The highly-subsidized Northeast Coal project, for example, promised more jobs and profits than they delivered in the 1980s. Only 55 per cent of forecast jobs ever appeared and at a cost to the taxpayer of $1.4 million per job.
The report’s conclusions are stark: “Our research indicates that caribou are being sacrificed under a faulty and grossly exaggerated benefits narrative developed without any meaningful guidelines as to how the benefits should be estimated or presented.”
Moreover “regulators do not test the reasonableness of proponents’ projections, and they fail to ensure that the benefits upon which project approval is based actually materialize.”
‘They didn’t even anticipate booms and busts’

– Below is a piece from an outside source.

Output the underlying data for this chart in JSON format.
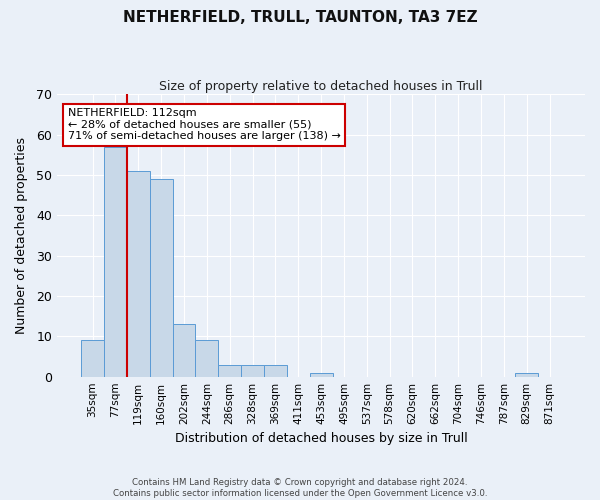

Allan told The Tyee that report really highlights profound and systemic failings in regulatory oversight that both destroy nature and waste capital.
“We know that most of the caribou in the region are headed towards extinction and that the promises on mitigating the impacts on caribou have been broken,” said Allan.
“But what shocked me most was the total failure to protect the economy. The regulators failed at every level. They didn’t even anticipate booms and busts.”
Allan said the report’s findings should be intently studied by Albertans because the Kenney government has become a brash advocate for Australian coal miners and their speculators.
Four Australian companies now propose to industrialize more than 800 square kilometres of the southern Rockies with a half dozen open-pit coal mines in the Oldman River watershed.
To open up 1.5 million hectares to development and exploration the Kenney government also abolished the province’s 44-year-old Coal Policy.
Unlike British Columbia’s mining regime, that policy sought to correct the excesses of the bust and boom industry with rigorous assessments of costs and benefits as well as high royalties and strict environmental guidelines.
“Albertans must understand that once you take the top off a mountain, it never goes back on,” warned Allan.
She added that the mining companies will duly produce rosy job forecasts with no bust cycles, healthy revenues and commitments to fix the environmental damage.
“But based on our research in northeastern B.C., all of those promises will be broken. And I’d be very careful of the regulators: they say one thing and do another.”
*Story updated at 9:05 p.m. on Dec. 3, 2020 to include the Mining Association of British Columbia’s response which was received after publication.